Nigel Winterbottom wrote:
Watch out. Registers (r18-r27, r30-r31) ARE trashable by any function.
Because you call "bootloader_eeprom_read_byte", that too is allowed to
trash these registers. You cannot use (r18-r27, r30-r31) for variables
which "live" across a function call, unless of course you "push/pop" around
that function call.
That's true, but the compiler could use the high registers and save them
with the same or slightly more push/pops around the called functions,
and gain the ability to use the various instructions that only operate
on high registers. Perhaps that's too large of a scale of optimization
though, as it depends on number and position of calls, and overall
register usage (e.g. some of the function-clobbered registers are only
needed *before* the calls, etc.).
Incorrect.
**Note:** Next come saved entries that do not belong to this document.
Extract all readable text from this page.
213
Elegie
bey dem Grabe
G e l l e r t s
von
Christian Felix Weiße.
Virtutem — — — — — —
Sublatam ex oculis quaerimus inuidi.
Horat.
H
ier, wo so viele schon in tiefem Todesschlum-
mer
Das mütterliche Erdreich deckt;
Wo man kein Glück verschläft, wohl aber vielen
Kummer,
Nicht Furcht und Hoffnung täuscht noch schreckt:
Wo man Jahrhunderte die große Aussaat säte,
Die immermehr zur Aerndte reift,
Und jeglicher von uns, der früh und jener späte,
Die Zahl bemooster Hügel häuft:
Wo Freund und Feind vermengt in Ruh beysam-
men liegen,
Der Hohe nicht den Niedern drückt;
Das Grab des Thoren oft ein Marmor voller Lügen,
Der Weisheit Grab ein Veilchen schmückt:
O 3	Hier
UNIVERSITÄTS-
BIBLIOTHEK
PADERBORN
Only Y (r28/r29) is saved.
No, I said "caller", not "called". r28/r29 are the only registers that
the "called" function are required to save (of the top 4 pairs).
Try this macro:
#define HILOTO16(hi, lo) ({ \
unsigned int __result; \
__asm__ ( " mov %B0,%1 \n" : "=r" (__result) : "r" (hi), "0" (lo) ); \
__result; })
e.g. w = HILOTO16(c, b);
This gives optimal code and should cause a different compiler to complain,
> thereby highlighting the non portability.
Yeah, I can do that kind of stuff, but it's not really the point.
Merging bytes into a word is one of quite a number of common programming
idioms (esp. embedded) that I've seen gcc make hash of, so I want to see
if there's a way to peephole match more of them and inject better code.